Digitally-driven transformations have disrupted book publishing, newspapers, and television. They will, and perhaps in a tangible sense have already begun to, disrupt the financial industry—sooner than most people think. Indeed, many organizations do not appear to be ready for the scope and speed of the coming disruptions.
When it comes to the technologies themselves, companies have taken large and commendable steps. For example, retailers and consumer-goods companies create Facebook pages; media companies replace print revenues with digital revenues—and financial institutions learn from every step. But often these adjustments to the new digital realities capture only a fraction of the shifting value. It’s hard to make any huge company do more than inch toward digital, especially since nobody knows when, or from which source(s), the next disruption will come.
But such inertia is particularly devastating now, because today’s digital disruption involves not only evolving technologies, but a revolution in the way that people use technology. In short, today’s innovations are digitizing not only content, but interactions. Now, every time you make a transaction or even speak with someone—in person, on the phone, or on the Web—that exchange is augmented by technology tools. Those tools can both generate information and leverage that information to enhance the exchange. And thus your relationship is transformed. Transforming relationships can often be a good thing, but it can also lead to operational risk, because of the proliferation of information, tools, and channels involved in the new relationships.
Many commenters note the exponential adoption rates for mobile connectivity, but they don’t always talk about the implications.
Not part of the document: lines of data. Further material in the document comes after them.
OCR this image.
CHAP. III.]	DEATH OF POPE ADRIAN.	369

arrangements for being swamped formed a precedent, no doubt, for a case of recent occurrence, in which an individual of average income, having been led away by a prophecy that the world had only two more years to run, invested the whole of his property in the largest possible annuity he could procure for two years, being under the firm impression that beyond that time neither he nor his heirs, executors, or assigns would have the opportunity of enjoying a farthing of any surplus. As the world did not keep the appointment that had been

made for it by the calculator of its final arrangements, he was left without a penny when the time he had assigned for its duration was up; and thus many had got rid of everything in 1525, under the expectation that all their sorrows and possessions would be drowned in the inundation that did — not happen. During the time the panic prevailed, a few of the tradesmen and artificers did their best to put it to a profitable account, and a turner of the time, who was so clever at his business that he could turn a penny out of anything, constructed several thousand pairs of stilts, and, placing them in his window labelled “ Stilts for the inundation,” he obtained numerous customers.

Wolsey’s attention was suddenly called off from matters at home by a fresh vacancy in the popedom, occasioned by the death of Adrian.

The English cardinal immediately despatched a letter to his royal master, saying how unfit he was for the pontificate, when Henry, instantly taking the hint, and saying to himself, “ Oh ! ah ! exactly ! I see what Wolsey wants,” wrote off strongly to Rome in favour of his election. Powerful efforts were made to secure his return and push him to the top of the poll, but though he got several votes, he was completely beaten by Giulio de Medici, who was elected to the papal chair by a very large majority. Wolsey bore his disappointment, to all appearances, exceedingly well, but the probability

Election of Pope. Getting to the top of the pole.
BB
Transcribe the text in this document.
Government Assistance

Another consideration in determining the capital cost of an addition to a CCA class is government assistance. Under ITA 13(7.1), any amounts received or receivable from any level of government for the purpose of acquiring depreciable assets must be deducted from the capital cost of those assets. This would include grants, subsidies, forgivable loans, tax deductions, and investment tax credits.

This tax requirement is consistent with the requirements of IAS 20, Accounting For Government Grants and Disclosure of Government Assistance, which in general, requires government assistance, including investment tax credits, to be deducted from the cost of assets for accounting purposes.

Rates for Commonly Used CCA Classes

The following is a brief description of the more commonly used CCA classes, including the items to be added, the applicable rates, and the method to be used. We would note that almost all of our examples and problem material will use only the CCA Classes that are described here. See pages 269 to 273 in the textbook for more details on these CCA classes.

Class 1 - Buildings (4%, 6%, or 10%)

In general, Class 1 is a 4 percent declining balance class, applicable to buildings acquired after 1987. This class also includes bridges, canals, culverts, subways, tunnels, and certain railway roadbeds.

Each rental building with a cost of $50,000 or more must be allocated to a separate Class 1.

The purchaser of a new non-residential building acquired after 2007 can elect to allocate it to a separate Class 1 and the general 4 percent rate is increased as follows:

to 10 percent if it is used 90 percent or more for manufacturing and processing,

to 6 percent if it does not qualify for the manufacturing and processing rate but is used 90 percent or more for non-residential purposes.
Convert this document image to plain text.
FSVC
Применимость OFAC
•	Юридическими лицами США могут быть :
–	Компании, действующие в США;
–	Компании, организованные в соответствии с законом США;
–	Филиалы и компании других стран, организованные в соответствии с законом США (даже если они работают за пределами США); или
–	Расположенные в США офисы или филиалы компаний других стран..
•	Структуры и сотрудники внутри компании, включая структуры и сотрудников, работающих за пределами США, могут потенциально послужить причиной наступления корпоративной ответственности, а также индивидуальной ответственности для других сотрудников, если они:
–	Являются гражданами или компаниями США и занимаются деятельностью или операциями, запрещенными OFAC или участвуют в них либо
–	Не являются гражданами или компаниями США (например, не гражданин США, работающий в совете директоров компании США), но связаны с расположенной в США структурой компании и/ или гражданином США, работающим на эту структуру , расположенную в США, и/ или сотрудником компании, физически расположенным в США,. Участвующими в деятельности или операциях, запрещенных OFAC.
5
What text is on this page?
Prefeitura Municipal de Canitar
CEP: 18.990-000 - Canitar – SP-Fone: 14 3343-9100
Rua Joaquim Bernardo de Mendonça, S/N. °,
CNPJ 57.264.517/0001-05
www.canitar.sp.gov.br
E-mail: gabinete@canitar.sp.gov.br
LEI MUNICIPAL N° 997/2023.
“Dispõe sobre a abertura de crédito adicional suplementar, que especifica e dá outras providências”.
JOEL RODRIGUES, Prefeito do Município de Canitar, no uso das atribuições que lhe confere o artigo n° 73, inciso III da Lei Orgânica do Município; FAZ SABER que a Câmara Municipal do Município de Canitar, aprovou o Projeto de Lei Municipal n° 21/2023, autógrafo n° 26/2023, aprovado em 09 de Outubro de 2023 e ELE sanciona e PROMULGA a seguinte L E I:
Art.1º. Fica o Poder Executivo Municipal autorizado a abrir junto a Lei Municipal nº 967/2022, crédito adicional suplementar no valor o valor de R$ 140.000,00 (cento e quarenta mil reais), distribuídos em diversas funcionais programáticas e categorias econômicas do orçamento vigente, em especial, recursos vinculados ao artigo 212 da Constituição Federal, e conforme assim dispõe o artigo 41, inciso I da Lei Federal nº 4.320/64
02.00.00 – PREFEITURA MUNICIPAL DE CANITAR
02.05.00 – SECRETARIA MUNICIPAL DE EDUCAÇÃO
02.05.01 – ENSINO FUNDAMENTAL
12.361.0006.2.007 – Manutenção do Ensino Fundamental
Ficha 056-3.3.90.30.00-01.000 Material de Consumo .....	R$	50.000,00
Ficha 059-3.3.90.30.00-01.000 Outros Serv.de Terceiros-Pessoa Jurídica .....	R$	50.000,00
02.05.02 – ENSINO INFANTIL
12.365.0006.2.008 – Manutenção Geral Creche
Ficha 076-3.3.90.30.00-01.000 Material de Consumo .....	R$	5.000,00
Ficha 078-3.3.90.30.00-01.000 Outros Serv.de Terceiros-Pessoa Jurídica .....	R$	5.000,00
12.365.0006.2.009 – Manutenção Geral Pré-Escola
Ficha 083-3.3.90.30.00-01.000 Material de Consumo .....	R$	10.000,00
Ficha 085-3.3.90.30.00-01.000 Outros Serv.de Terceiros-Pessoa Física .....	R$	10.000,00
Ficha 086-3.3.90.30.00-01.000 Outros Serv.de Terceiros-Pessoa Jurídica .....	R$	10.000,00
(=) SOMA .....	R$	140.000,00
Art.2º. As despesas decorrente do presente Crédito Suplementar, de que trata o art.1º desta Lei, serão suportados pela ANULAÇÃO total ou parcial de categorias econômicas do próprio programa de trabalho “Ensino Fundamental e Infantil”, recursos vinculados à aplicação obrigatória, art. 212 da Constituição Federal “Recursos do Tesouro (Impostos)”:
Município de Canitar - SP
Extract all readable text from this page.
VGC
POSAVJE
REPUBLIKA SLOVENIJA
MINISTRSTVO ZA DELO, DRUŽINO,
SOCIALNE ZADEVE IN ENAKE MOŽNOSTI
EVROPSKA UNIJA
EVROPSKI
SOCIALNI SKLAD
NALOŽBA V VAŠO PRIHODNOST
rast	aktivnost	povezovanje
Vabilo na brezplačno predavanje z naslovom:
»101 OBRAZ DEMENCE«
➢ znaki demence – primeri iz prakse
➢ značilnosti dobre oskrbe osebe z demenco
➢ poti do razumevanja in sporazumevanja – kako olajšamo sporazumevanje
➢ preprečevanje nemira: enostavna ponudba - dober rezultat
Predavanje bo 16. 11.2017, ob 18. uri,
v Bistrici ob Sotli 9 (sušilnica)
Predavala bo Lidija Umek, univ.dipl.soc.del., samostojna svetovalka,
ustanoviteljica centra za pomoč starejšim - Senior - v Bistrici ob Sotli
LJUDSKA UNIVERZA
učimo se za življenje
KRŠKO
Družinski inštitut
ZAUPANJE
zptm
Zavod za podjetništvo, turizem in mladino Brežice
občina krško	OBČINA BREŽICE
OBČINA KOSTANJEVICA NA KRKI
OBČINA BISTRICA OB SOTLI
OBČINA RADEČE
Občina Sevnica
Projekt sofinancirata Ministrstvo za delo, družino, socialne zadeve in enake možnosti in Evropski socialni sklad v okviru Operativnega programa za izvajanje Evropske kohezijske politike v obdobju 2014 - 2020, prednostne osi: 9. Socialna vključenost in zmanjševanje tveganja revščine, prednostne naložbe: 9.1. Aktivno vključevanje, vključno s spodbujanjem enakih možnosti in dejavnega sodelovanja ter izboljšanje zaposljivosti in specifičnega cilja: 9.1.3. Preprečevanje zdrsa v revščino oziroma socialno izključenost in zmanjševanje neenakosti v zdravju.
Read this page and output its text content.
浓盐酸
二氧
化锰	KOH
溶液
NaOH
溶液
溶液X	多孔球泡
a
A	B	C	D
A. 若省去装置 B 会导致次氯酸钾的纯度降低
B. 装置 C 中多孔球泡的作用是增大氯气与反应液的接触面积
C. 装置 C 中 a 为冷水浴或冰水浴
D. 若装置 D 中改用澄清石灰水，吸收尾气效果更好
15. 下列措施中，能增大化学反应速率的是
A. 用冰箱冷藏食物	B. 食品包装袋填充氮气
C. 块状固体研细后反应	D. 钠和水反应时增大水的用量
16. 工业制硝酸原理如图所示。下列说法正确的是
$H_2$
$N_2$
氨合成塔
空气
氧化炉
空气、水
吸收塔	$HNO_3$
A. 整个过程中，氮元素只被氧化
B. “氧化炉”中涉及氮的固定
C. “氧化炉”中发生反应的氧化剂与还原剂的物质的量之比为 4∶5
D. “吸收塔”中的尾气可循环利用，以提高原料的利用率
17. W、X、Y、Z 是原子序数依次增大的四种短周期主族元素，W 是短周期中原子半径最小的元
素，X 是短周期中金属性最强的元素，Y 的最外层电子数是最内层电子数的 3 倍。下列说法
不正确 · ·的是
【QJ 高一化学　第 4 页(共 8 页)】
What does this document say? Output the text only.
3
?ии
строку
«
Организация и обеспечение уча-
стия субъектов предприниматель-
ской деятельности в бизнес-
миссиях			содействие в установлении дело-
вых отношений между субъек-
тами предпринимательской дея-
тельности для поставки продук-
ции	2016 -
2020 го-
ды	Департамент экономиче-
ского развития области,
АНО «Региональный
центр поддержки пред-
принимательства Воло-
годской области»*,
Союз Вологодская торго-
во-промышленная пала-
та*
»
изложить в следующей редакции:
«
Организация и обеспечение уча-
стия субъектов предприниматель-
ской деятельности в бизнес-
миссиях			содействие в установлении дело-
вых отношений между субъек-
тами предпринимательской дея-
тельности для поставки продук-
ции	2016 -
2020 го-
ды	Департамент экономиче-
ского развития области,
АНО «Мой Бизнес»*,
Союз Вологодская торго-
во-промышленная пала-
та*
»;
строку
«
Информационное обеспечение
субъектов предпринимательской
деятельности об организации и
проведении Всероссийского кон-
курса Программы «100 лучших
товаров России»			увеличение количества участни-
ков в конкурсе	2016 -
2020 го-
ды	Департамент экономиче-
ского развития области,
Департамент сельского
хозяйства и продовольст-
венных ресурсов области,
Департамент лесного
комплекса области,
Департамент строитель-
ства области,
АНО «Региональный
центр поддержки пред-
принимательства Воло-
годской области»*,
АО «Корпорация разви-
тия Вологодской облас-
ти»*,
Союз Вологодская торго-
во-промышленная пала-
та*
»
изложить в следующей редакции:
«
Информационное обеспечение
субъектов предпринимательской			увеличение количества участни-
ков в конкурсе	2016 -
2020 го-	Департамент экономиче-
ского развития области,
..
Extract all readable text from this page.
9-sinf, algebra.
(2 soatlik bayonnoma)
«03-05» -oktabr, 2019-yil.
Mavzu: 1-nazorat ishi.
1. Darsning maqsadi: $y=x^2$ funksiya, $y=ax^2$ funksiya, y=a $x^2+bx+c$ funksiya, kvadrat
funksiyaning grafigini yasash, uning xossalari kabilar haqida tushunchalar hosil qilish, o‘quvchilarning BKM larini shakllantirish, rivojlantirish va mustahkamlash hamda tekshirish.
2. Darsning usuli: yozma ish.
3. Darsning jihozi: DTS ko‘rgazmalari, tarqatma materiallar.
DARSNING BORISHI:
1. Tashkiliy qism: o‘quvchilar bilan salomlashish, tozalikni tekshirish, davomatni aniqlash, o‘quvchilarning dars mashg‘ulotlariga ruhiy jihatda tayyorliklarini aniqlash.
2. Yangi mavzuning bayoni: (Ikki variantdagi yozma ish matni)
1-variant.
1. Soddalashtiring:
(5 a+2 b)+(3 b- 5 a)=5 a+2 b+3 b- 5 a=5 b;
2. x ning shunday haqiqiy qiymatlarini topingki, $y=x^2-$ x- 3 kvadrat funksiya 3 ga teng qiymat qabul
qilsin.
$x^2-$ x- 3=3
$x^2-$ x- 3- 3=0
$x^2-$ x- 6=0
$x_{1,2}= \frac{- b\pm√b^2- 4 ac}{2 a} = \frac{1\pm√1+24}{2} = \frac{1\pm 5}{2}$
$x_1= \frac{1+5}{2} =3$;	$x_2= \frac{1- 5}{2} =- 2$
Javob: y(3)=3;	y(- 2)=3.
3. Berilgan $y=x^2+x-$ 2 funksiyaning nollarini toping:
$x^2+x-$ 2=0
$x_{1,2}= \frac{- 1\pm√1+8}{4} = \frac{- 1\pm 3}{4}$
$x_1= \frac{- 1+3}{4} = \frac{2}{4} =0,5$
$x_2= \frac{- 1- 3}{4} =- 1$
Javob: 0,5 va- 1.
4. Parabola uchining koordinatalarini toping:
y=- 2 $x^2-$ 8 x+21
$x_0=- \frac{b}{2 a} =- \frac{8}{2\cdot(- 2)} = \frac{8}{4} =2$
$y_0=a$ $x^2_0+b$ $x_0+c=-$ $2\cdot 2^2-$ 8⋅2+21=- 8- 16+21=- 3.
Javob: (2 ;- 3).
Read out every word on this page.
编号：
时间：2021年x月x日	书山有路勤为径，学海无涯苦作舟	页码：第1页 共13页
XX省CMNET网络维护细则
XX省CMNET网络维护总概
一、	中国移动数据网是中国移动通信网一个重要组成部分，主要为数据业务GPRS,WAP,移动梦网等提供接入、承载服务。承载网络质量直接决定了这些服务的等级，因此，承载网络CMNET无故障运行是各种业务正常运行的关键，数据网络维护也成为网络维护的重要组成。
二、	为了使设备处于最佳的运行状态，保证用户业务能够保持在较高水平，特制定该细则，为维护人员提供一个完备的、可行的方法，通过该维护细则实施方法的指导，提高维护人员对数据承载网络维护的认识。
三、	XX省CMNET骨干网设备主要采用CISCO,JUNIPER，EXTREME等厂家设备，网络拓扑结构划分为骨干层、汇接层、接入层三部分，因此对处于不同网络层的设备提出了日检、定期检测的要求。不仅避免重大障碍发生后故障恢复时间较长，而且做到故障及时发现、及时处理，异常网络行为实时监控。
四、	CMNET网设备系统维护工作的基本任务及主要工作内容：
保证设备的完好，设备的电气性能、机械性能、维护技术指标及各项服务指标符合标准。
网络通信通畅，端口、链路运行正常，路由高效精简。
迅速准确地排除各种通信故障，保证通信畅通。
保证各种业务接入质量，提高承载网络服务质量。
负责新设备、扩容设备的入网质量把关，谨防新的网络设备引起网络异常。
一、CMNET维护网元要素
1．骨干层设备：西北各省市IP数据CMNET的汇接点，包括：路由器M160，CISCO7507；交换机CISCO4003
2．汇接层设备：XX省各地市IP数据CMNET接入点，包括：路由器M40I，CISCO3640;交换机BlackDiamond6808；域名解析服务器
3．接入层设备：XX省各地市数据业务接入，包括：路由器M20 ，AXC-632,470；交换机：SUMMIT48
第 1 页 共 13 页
A sudden population shift to seamless anytime, anywhere connections with anybody means that although many of us think we’ve experienced rapid and profound technology-driven disruptions, we ain’t seen nothin’ yet. Rapid and profound: again, the coming digital disruption will change not just processes but relationships. Thus the pressure to transform enterprises will come from not just technologists or number-crunchers but consumers themselves.
Sure, headquarters may exert pressure to reinvent the branch in the face of declining performance numbers - but consumers will exert greater pressure because they will be exasperated at doing their banking the same stodgy way their grandparents did. Sure, the board of directors may encourage involvement in new payment technologies — but that involvement will blossom or falter based on how the organization can respond to pressure from partners or consumers to add meaningful value to the new relationships involved in these new digital formats. Most coming bank challenges — how to innovate new services, manage complexity and risk, relate to consumers, and so on — will depend on a deep understanding the new relationships produced by digital disruption.
At A.T. Kearney, we’ve been watching these signs of digital disruption and working with companies seeking to exploit them. But we’ve been surprised at how many organizations don’t really have that deep understanding. Some bandy about phrases such as omni-channel consumer engagement or new digital products and services, but few have put together a big-picture view of how these trends might combine to reconfigure their traditional value chains. And so over the next several months, I’ll be sharing some details of how we at A.T. Kearney see the mega-trends of digital disruption affecting traditional practices, showing how they fit into that big picture.
But the first step is a general acknowledgement: Big changes are coming, driven by consumers empowered by new technologies. Are these changes an existential threat or a transformative opportunity? The answer may depend on how effectively an organization comes to grips with digital disruption.